En este caso, el premio Nueva Cultura del Territorio, que se concede bienalmente desde 2009, tiene como finalidad fomentar una nueva cultura del territorio mediante el reconocimiento de personas, entidades e instituciones que hayan contribuido de forma relevante al impulso de una ordenación y gestión del territorio fundamentada en valores de sostenibilidad ambiental, eficiencia económica y equidad social.

En opinión de Jiménez, “el proyecto de la Fundación Santa María está plenamente centrado en el factor geográfico”, lo que ha motivado la concesión del premio. “Usamos la cultura, la restauración y la atención a las infraestructuras, tres facetas muy diferentes, pero siempre en torno al factor territorial como objetivo global”.

Esa globalidad es la clave que ha servido para que los geógrafos de España se hayan fijado en el proyecto de Albarracín. “No es el conjunto de varias acciones aisladas que más o menos hayan podido coincidir, sino que responde a una visión territorial de conjunto, una visión global que a lo largo de los años hemos desarrollado a través de líneas de trabajo muy diferentes”.
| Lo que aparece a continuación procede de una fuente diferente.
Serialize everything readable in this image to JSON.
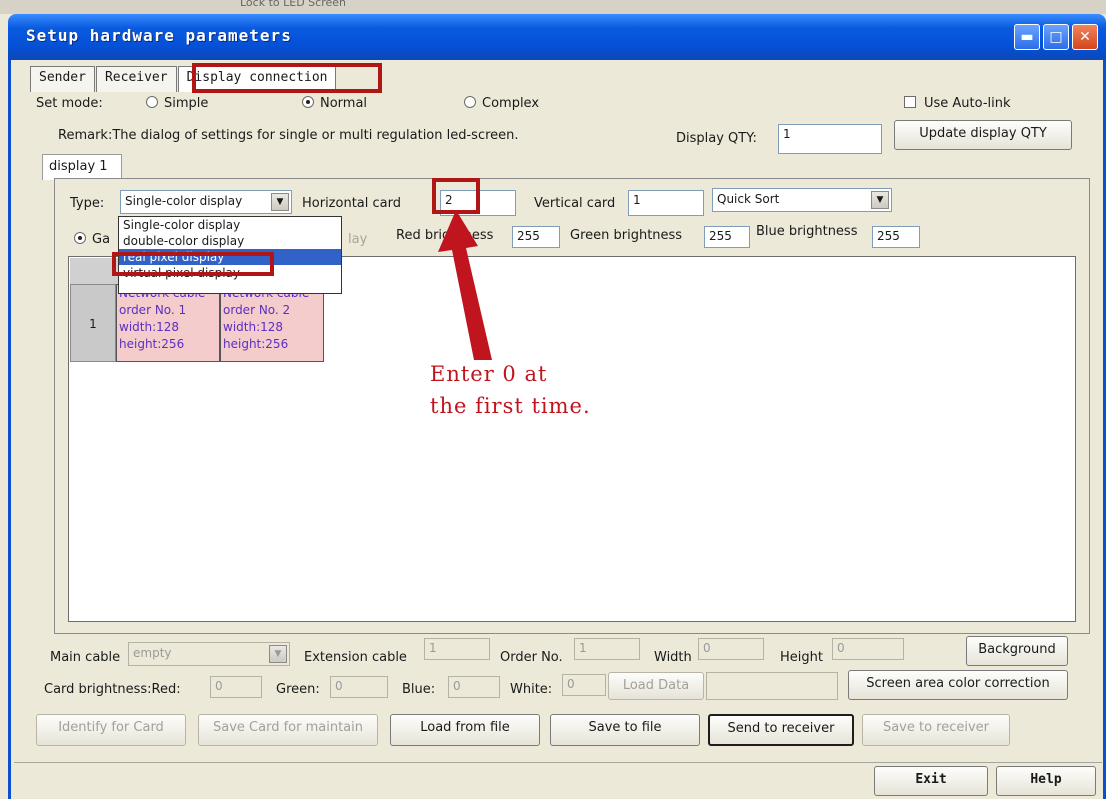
{
  "window": {
    "title": "Setup hardware parameters",
    "background_title_fragment": "Lock to LED Screen"
  },
  "tabs": [
    "Sender",
    "Receiver",
    "Display connection"
  ],
  "set_mode": {
    "label": "Set mode:",
    "options": [
      "Simple",
      "Normal",
      "Complex"
    ],
    "selected": "Normal"
  },
  "auto_link": {
    "label": "Use Auto-link",
    "checked": false
  },
  "remark": "Remark:The dialog of settings for single or multi  regulation led-screen.",
  "display_qty": {
    "label": "Display QTY:",
    "value": "1",
    "update_button": "Update display QTY"
  },
  "display_tab": "display 1",
  "type": {
    "label": "Type:",
    "value": "Single-color display",
    "options": [
      "Single-color display",
      "double-color display",
      "real pixel display",
      "virtual pixel display"
    ],
    "highlighted": "real pixel display"
  },
  "horizontal_card": {
    "label": "Horizontal card",
    "value": "2"
  },
  "vertical_card": {
    "label": "Vertical card",
    "value": "1"
  },
  "sort": {
    "value": "Quick Sort"
  },
  "mode_radio_partial": "Ga",
  "partial_lay": "lay",
  "brightness": {
    "red_label": "Red brightness",
    "red": "255",
    "green_label": "Green brightness",
    "green": "255",
    "blue_label": "Blue brightness",
    "blue": "255"
  },
  "grid": {
    "row_label": "1",
    "cells": [
      {
        "l1": "Network cable",
        "l2": "order No. 1",
        "l3": "width:128",
        "l4": "height:256"
      },
      {
        "l1": "Network cable",
        "l2": "order No. 2",
        "l3": "width:128",
        "l4": "height:256"
      }
    ]
  },
  "annotation": {
    "line1": "Enter 0 at",
    "line2": "the first time."
  },
  "bottom": {
    "main_cable_label": "Main cable",
    "main_cable_value": "empty",
    "extension_cable_label": "Extension cable",
    "extension_cable_value": "1",
    "order_label": "Order No.",
    "order_value": "1",
    "width_label": "Width",
    "width_value": "0",
    "height_label": "Height",
    "height_value": "0",
    "background_button": "Background",
    "card_brightness_label": "Card brightness:Red:",
    "red_value": "0",
    "green_label": "Green:",
    "green_value": "0",
    "blue_label": "Blue:",
    "blue_value": "0",
    "white_label": "White:",
    "white_value": "0",
    "load_data_button": "Load Data",
    "screen_area_button": "Screen area color correction"
  },
  "actions": {
    "identify": "Identify for Card",
    "save_card": "Save Card for maintain",
    "load_file": "Load from file",
    "save_file": "Save to file",
    "send_receiver": "Send to receiver",
    "save_receiver": "Save to receiver"
  },
  "footer": {
    "exit": "Exit",
    "help": "Help"
  },
  "colors": {
    "titlebar": "#0a5be0",
    "highlight": "#b01616",
    "annotation": "#c0141e",
    "cell_bg": "#f5cccc"
  }
}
En el caso de Albarracín, este factor territorial es especialmente complejo por su naturaleza y enclave. “Con orgullo puedo decir que estoy convencido de que nadie podíamos imaginar que llegaríamos a este nivel, al que hemos accedido gracias sobre todo a una programación ordenada y a la aplicación de la lógica” y el sentido común.

Sobre esa visión global de la actividad de la Fundación Santa María de Albarracín sobre restauración, recuperación y conservación del patrimonio y programación cultural y congresual, Antonio Jiménez admite que “aunque teníamos una concepción inicial general, también hemos tenido que adaptarnos a las circunstancias, que han ido cambiado. Pero es que hemos seguido un camino de gestión que no estaba abierto, no teníamos dónde fijarnos ni un método que aplicar, sino que hemos desarrollado un modelo de gestión del patrimonio con ayudas públicas y privadas que fue novedosísimo en sus orígenes”.
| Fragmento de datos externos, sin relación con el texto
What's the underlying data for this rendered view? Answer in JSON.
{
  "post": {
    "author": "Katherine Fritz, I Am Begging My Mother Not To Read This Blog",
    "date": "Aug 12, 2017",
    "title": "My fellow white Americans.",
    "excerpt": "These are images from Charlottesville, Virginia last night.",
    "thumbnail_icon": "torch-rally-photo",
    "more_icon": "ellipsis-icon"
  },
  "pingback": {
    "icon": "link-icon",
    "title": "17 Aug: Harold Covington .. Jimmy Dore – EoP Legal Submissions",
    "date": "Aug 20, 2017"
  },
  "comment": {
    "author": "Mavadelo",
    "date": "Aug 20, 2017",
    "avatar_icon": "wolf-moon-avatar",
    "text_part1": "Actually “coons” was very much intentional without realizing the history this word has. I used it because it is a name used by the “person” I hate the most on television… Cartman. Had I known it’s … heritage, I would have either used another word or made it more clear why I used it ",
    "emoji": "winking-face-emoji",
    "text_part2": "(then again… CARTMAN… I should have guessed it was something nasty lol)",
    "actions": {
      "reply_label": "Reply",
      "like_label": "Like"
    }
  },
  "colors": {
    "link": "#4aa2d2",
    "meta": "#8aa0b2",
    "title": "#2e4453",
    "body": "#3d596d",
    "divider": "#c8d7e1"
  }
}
El premio Nueva Cultura del Territorio está impulsado por la Asociación Española de Geografía y el Colegio de Geógrafos, y vinculado al Manifiesto por una Nueva Cultura del Territorio, un documento presentado en 2006 que constituye una llamada de atención al conjunto de la sociedad, y de modo especial a los responsables políticos, sobre la necesidad de reconducir el modelo actual de crecimiento urbanístico en España, y que cuenta con el impuso de los geógrafos españoles y más de un centenar de adhesiones entre especialistas en el campo del urbanismo, el derecho, la ingeniería, las ciencias de la naturaleza y la economía.
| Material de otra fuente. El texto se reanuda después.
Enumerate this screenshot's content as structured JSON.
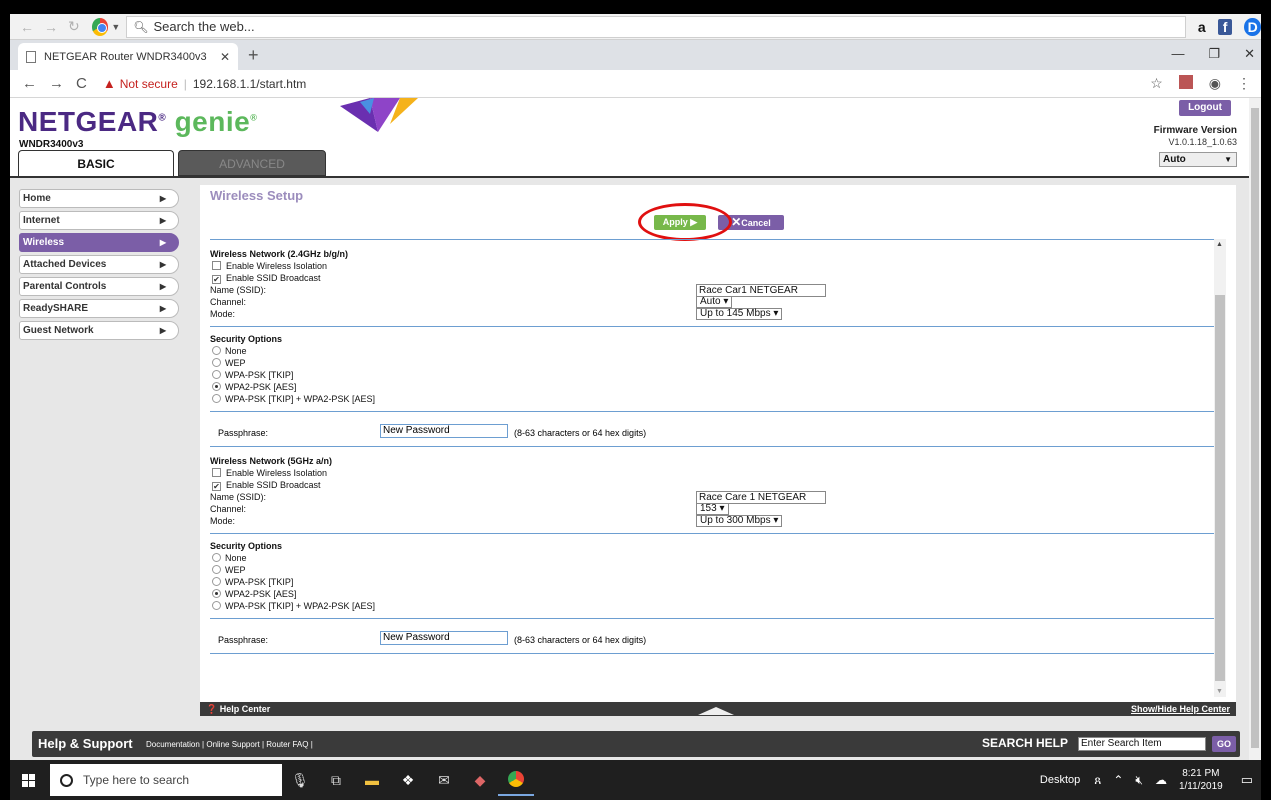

En el decálogo de dicho documento figuran como líneas principales el carácter esencial y limitado del territorio; su realidad compleja y frágil; el hecho de que sus valores ecológicos, culturales y patrimoniales no sean cuantificables en dinero como un mero apunte del valor del suelo;  el activo económico que supone un territorio bien gestionado; el poder que tiene el planeamiento urbanístico como herramienta; el acceso a la vivienda, el goce de los servicios y la preservación del medioambiente como fin último de esta planificación; la relación entre el trazado de infraestructuras y el desarrollo de los asentamientos; los compromisos solidarios que deben ser tenidos en cuenta a la hora de desarrollar el territorio, y la nueva cultura del territorio necesaria para asegurar los valores de sostenibilidad ambiental y eficiencia económica.